The DuPage County Board announced awards from a small nonprofit grant program funded by American Rescue Plan Act investment earnings and recognized Repeat Boutique among recipients that will use funds for staffing and client services.

DuPage County presented grants totaling $711,336 to 32 local nonprofit organizations at its June 24 board meeting, part of a small nonprofit program established to fund services including job readiness, literacy, housing, behavioral health, substance use treatment and food assistance.

Chair Deborah A. Conroy said the program uses American Rescue Plan Act investment earnings and that members reviewed and selected awardees after vetting by county finance staff and the state's attorney’s office. “Today, we presented grant awards to 32 organizations totaling more than $700,000,” Conroy said.

Greg Shorze, chair of the Human Services Committee, described the grants as ranging from $5,000 to $30,000 and said each board member played a role in selection. Lynn Dugan, executive director (volunteer) of Repeat Boutique, spoke for grantees and said the award will allow the 100%-volunteer organization to hire an executive director after serving 4,000 families (about 18,000 individuals) last year. “This grant comes at an amazing time,” Dugan said. “It’s going to be the seed money we need to hire an executive director.”

Why it matters: the grants are intended to expand capacity for services to DuPage residents in need.

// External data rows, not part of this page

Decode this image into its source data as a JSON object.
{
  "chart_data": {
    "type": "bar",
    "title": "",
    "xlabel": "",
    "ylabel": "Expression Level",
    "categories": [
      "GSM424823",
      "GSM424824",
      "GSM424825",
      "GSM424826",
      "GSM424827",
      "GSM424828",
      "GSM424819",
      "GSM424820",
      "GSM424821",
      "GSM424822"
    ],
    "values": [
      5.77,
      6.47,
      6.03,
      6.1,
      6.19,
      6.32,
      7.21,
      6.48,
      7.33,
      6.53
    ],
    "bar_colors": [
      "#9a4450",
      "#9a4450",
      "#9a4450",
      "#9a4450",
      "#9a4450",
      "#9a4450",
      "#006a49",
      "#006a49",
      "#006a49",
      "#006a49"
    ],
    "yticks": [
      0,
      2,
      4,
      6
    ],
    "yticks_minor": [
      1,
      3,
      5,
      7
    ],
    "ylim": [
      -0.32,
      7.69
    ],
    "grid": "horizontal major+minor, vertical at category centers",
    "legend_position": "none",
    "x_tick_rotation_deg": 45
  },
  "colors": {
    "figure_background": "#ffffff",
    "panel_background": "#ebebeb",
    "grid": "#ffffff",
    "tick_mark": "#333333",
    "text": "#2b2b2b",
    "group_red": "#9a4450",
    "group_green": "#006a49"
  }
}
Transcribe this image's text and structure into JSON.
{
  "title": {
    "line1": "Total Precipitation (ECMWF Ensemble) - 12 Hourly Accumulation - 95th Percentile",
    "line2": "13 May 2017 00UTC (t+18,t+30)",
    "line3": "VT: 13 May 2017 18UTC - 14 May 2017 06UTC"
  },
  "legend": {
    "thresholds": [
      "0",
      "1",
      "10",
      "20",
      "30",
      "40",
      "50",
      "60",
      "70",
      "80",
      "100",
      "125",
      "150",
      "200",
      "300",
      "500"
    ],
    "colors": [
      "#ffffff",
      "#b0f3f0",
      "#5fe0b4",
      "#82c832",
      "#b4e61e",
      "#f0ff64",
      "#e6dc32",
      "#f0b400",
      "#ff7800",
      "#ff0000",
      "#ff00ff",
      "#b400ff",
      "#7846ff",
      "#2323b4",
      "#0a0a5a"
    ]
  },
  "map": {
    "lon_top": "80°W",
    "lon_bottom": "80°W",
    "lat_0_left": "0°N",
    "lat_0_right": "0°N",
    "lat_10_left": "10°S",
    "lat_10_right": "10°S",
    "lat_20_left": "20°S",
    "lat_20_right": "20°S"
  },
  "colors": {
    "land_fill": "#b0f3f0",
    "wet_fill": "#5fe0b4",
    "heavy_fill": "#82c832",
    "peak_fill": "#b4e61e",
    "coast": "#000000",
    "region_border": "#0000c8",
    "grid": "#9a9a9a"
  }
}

County officials said the program focuses on projects with direct community impact in areas such as food assistance and behavioral health.

Process and oversight: County staff described a multi-step process: applications were vetted by finance staff, reviewed by committee members, and further reviewed by the state's attorney’s office before awards were finalized and checks presented to grantees at a reception.

Next steps: recipients are expected to use the awards for the stated program areas; the county did not present additional appropriations or contract conditions during the meeting.